An order may require a person to act, or prohibit a
person from acting, in a way stated in the order (section 223(2)). An
adjudicator’s
order may contain ancillary or consequential provisions the
adjudicator considers necessary or appropriate (section 230(1)).
In the
supporting grounds, the applicant states that, as a result of visitors to the
respondents’ lot parking their vehicles
on common property, access to her
driveway is severely curtailed.
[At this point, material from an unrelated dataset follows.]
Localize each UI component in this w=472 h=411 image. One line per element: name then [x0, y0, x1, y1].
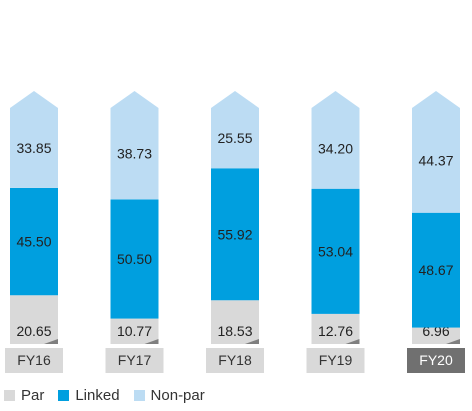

The applicant has enclosed a photograph, a
sketch and the by-laws
to assist me in my determination of this
dispute.
In her reply, the respondents says that, as the applicant also
allowed visitors to park on common property and that there were only
2 lots in
the scheme, that infrequent parking on common property was not a problem.
The respondent says that she has now had a “no
parking” sign affixed to the front of her garage.
The
by-laws applicable to this scheme relevantly
provide:
Vehicles
2. (i)The occupier of a lot must
not, without the body corporate’s written approval :-
(a) park a vehicle, or allow a vehicle to stand, on the common property; or (b) permit an invitee to park a vehicle, or allow a vehicle to stand, on the common property.
There is no dispute that the
respondent has allowed visitors to park on common property without the
permission of the body corporate
and that this has significantly interfered with
the applicant’s right of access.
However, I accept that this transgression of the by-laws was an innocent mistake on the part of the respondent which I do not think will be repeated as evidenced by the actions of the respondent in fixing a “no parking” sign to her garage door.
In the result, the order that is appropriate is a declaration that parking of vehicles on common property is prohibited.